Welcome to the forums.


----------



## Trilby (May 12, 2013)

Welcome back!


----------



## Sam (May 12, 2013)

Welcome back, NS.


----------



## Non Serviam (May 12, 2013)

Golly, Sam, 6114 posts?

You were so... so new...


----------



## Sam (May 12, 2013)

Time stands still for no man.  

Good to see you back. What you have been up to?


----------



## Gumby (May 12, 2013)

Hey there! Welcome back.  I remember you, though we didn't know each other. Glad you found your way back to us.


----------



## Non Serviam (May 12, 2013)

Sam said:


> Time stands still for no man.
> 
> Good to see you back. What you have been up to?



I actually came back to look for some of my old writings, but I think they've been archived; a lot of what I posted over the years has disappeared.  Then I saw that Baron was no longer in charge, and here I am again.


----------



## JosephB (May 12, 2013)

Hey, Non. A couple of years ago, all the old stuff was purged altogether -- so there's no archive. And you'll also notice there's no debate section -- so we won't be doing much arguing. Otherwise, I'll see you around.


----------



## Non Serviam (May 12, 2013)

Oh.  I wondered why my post count had shrunk so much.  Well, that's cool, then: I'll repost one or two of the things I've written that sucked slightly less.


----------



## JosephB (May 12, 2013)

Sucks less is fine. I'll be on the lookout.


----------



## Kevin (May 12, 2013)

Jb- I read your post as '_a couple of years ago they purged all the old staff...' 
_Hi, Non Serviam. Okay...


----------



## Non Serviam (May 12, 2013)

Kevin said:


> Jb- I read your post as '_a couple of years ago they purged all the old staff...' _



Well, I think we purged ourselves.  Olly Buckle was a staff member back then, and I think Tiamat was too; everyone else quit when Yusuf sold the site.


----------



## Sam (May 12, 2013)

Ah, nostalgia. 

The site was pruned a few years back, yes, and many posts were deleted during that time. Olly and Tiamat are still on staff now. Foxee was too, up until a few months back. The Debate forum was discontinued after some debate, ironically.


----------



## JosephB (May 12, 2013)

Non Serviam said:


> Well, I think we purged ourselves.  Olly Buckle was a staff member back then, and I think Tiamat was too; everyone else quit when Yusuf sold the site.

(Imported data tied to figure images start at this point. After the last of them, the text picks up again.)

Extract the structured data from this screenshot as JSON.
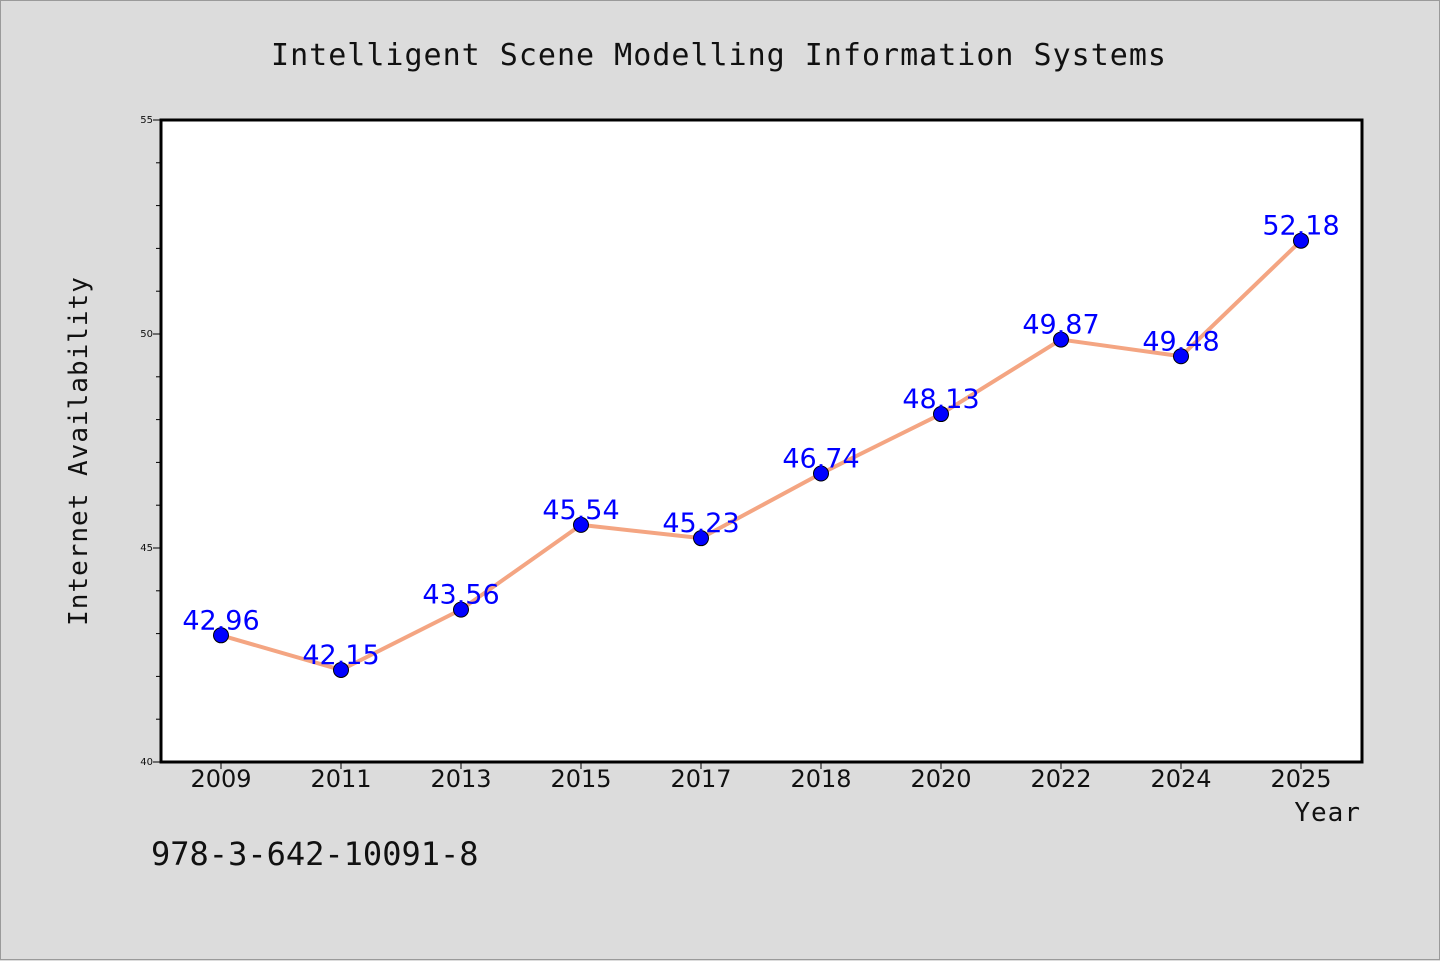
{
  "chart_data": {
    "type": "line",
    "title": "Intelligent Scene Modelling Information Systems",
    "xlabel": "Year",
    "ylabel": "Internet Availability",
    "categories": [
      "2009",
      "2011",
      "2013",
      "2015",
      "2017",
      "2018",
      "2020",
      "2022",
      "2024",
      "2025"
    ],
    "series": [
      {
        "values": [
          42.96,
          42.15,
          43.56,
          45.54,
          45.23,
          46.74,
          48.13,
          49.87,
          49.48,
          52.18
        ],
        "labels": [
          "42.96",
          "42.15",
          "43.56",
          "45.54",
          "45.23",
          "46.74",
          "48.13",
          "49.87",
          "49.48",
          "52.18"
        ],
        "line_color": "#f4a582",
        "marker_color": "#0000ff"
      }
    ],
    "ylim": [
      40,
      55
    ],
    "yticks": [
      "40",
      "45",
      "50",
      "55"
    ],
    "grid": false,
    "legend": "none"
  },
  "footnote": "978-3-642-10091-8",
  "colors": {
    "background": "#dcdcdc",
    "plot_background": "#ffffff",
    "data_label": "#0000ff"
  }
}
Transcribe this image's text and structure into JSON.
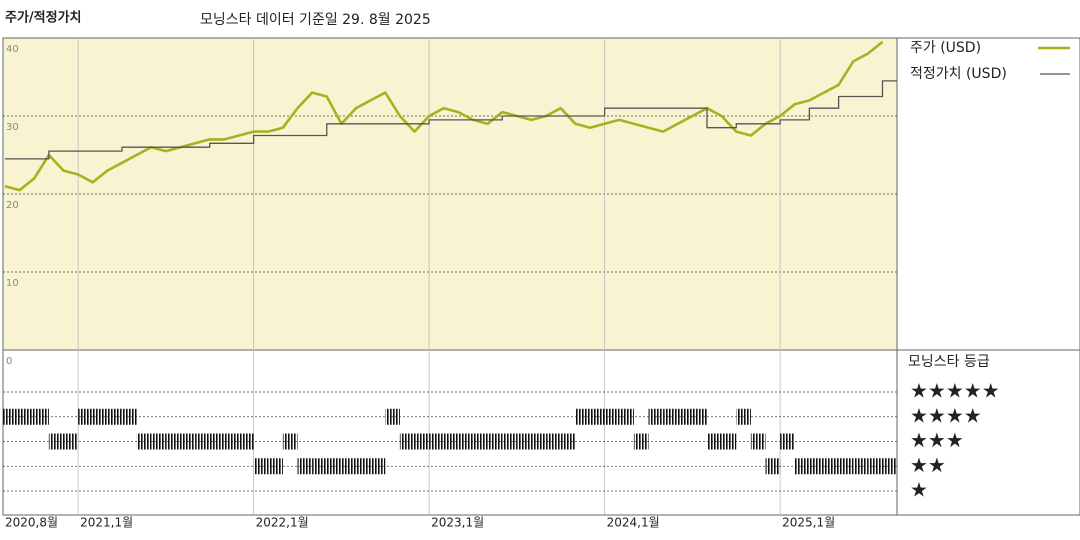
{
  "chart_data": {
    "type": "line",
    "title": "주가/적정가치",
    "subtitle": "모닝스타 데이터 기준일 29. 8월 2025",
    "x": [
      "2020-08",
      "2020-09",
      "2020-10",
      "2020-11",
      "2020-12",
      "2021-01",
      "2021-02",
      "2021-03",
      "2021-04",
      "2021-05",
      "2021-06",
      "2021-07",
      "2021-08",
      "2021-09",
      "2021-10",
      "2021-11",
      "2021-12",
      "2022-01",
      "2022-02",
      "2022-03",
      "2022-04",
      "2022-05",
      "2022-06",
      "2022-07",
      "2022-08",
      "2022-09",
      "2022-10",
      "2022-11",
      "2022-12",
      "2023-01",
      "2023-02",
      "2023-03",
      "2023-04",
      "2023-05",
      "2023-06",
      "2023-07",
      "2023-08",
      "2023-09",
      "2023-10",
      "2023-11",
      "2023-12",
      "2024-01",
      "2024-02",
      "2024-03",
      "2024-04",
      "2024-05",
      "2024-06",
      "2024-07",
      "2024-08",
      "2024-09",
      "2024-10",
      "2024-11",
      "2024-12",
      "2025-01",
      "2025-02",
      "2025-03",
      "2025-04",
      "2025-05",
      "2025-06",
      "2025-07",
      "2025-08"
    ],
    "series": [
      {
        "name": "주가 (USD)",
        "color": "#aab020",
        "values": [
          21,
          20.5,
          22,
          25,
          23,
          22.5,
          21.5,
          23,
          24,
          25,
          26,
          25.5,
          26,
          26.5,
          27,
          27,
          27.5,
          28,
          28,
          28.5,
          31,
          33,
          32.5,
          29,
          31,
          32,
          33,
          30,
          28,
          30,
          31,
          30.5,
          29.5,
          29,
          30.5,
          30,
          29.5,
          30,
          31,
          29,
          28.5,
          29,
          29.5,
          29,
          28.5,
          28,
          29,
          30,
          31,
          30,
          28,
          27.5,
          29,
          30,
          31.5,
          32,
          33,
          34,
          37,
          38,
          39.5
        ]
      },
      {
        "name": "적정가치 (USD)",
        "color": "#555555",
        "step": true,
        "values": [
          24.5,
          24.5,
          24.5,
          25.5,
          25.5,
          25.5,
          25.5,
          25.5,
          26,
          26,
          26,
          26,
          26,
          26,
          26.5,
          26.5,
          26.5,
          27.5,
          27.5,
          27.5,
          27.5,
          27.5,
          29,
          29,
          29,
          29,
          29,
          29,
          29,
          29.5,
          29.5,
          29.5,
          29.5,
          29.5,
          30,
          30,
          30,
          30,
          30,
          30,
          30,
          31,
          31,
          31,
          31,
          31,
          31,
          31,
          28.5,
          28.5,
          29,
          29,
          29,
          29.5,
          29.5,
          31,
          31,
          32.5,
          32.5,
          32.5,
          34.5
        ]
      }
    ],
    "ylim": [
      0,
      40
    ],
    "yticks": [
      0,
      10,
      20,
      30,
      40
    ],
    "xticks": [
      {
        "value": "2020-08",
        "label": "2020,8월"
      },
      {
        "value": "2021-01",
        "label": "2021,1월"
      },
      {
        "value": "2022-01",
        "label": "2022,1월"
      },
      {
        "value": "2023-01",
        "label": "2023,1월"
      },
      {
        "value": "2024-01",
        "label": "2024,1월"
      },
      {
        "value": "2025-01",
        "label": "2025,1월"
      }
    ],
    "grid": true,
    "background": "#f8f4d2",
    "rating": {
      "title": "모닝스타 등급",
      "levels": [
        {
          "value": 5,
          "label": "★★★★★"
        },
        {
          "value": 4,
          "label": "★★★★"
        },
        {
          "value": 3,
          "label": "★★★"
        },
        {
          "value": 2,
          "label": "★★"
        },
        {
          "value": 1,
          "label": "★"
        }
      ],
      "values": [
        4,
        4,
        4,
        3,
        3,
        4,
        4,
        4,
        4,
        3,
        3,
        3,
        3,
        3,
        3,
        3,
        3,
        2,
        2,
        3,
        2,
        2,
        2,
        2,
        2,
        2,
        4,
        3,
        3,
        3,
        3,
        3,
        3,
        3,
        3,
        3,
        3,
        3,
        3,
        4,
        4,
        4,
        4,
        3,
        4,
        4,
        4,
        4,
        3,
        3,
        4,
        3,
        2,
        3,
        2,
        2,
        2,
        2,
        2,
        2,
        2
      ]
    }
  }
}
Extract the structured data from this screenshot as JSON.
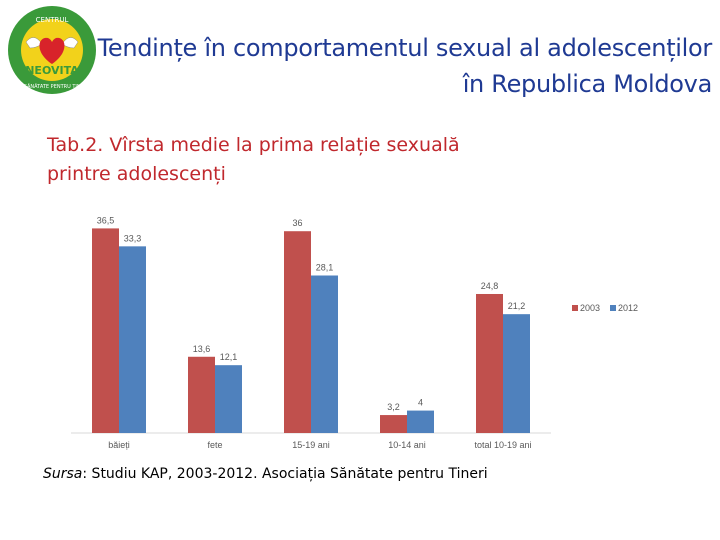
{
  "header": {
    "title_line1": "Tendințe în comportamentul sexual al adolescenților",
    "title_line2": "în Republica Moldova",
    "logo_top_text": "CENTRUL",
    "logo_name": "NEOVITA",
    "logo_bottom_text": "DE SĂNĂTATE PENTRU TINERI",
    "logo_icon": "heart-with-wings-icon"
  },
  "subtitle": {
    "line1": "Tab.2. Vîrsta medie la prima relație sexuală",
    "line2": "printre adolescenți"
  },
  "source": {
    "label": "Sursa",
    "text": ": Studiu KAP, 2003-2012. Asociația Sănătate pentru  Tineri"
  },
  "colors": {
    "title": "#1f3a93",
    "subtitle": "#c0282d",
    "series_2003": "#c0504d",
    "series_2012": "#4f81bd",
    "logo_green": "#3a9a3a",
    "logo_yellow": "#f2d21b"
  },
  "chart_data": {
    "type": "bar",
    "categories": [
      "băieți",
      "fete",
      "15-19 ani",
      "10-14 ani",
      "total 10-19 ani"
    ],
    "series": [
      {
        "name": "2003",
        "values": [
          36.5,
          13.6,
          36,
          3.2,
          24.8
        ],
        "labels": [
          "36,5",
          "13,6",
          "36",
          "3,2",
          "24,8"
        ]
      },
      {
        "name": "2012",
        "values": [
          33.3,
          12.1,
          28.1,
          4,
          21.2
        ],
        "labels": [
          "33,3",
          "12,1",
          "28,1",
          "4",
          "21,2"
        ]
      }
    ],
    "ylim": [
      0,
      38
    ],
    "grid": false,
    "legend": "right"
  }
}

I didn't quit right away -- I stayed on for a while to get the lay of the land. Didn't really mesh with the management, but it was no big deal -- at the time I was just starting a new job and didn't feel I could devote the time. Plus, you can't be at all rude when you're on staff -- and there's no fun in that.


----------



## Non Serviam (May 12, 2013)

Say, does that mean I can be rude to you now that we're both not staff?


----------



## JosephB (May 12, 2013)

I certainly don't care. But some other folks might have something to say about it.


----------



## Kevin (May 12, 2013)

Non Serviam said:


> Well, I think we purged ourselves.  Olly Buckle was a staff member back then, and I think Tiamat was too; everyone else quit when Yusuf sold the site.


 'Yusuf'? Now that's a name I've never heard before. Was that before or during the 'dark ages'? It's all rather cloudy. I've heard that the place had become overrun with internet barbarians, foul-mouthed ruffians running amoke insulting and casting dispersions willy-nilly at both gentleperson and thug alike. Then, at some point, King Arthur and his merry band of nobles arrived, smiting with yardsticks the virtual palms of barbarians and peasants, left and right, whipping things back into shape, ship shape as it were. We're all quite disciplined now...except for the occasional slip up.


----------



## Non Serviam (May 12, 2013)

JosephB said:


> I certainly don't care. But some other folks might have something to say about it.



You smell of ostriches and your parents were brothers.


----------



## JosephB (May 12, 2013)

Yes, but I think that's been covered previously.


----------



## stevetaylor67 (May 13, 2013)

Hi there NS. I have also just returned after a bit of an absence and was welcomed back with open arms. Feel free to join in with a group hug!


----------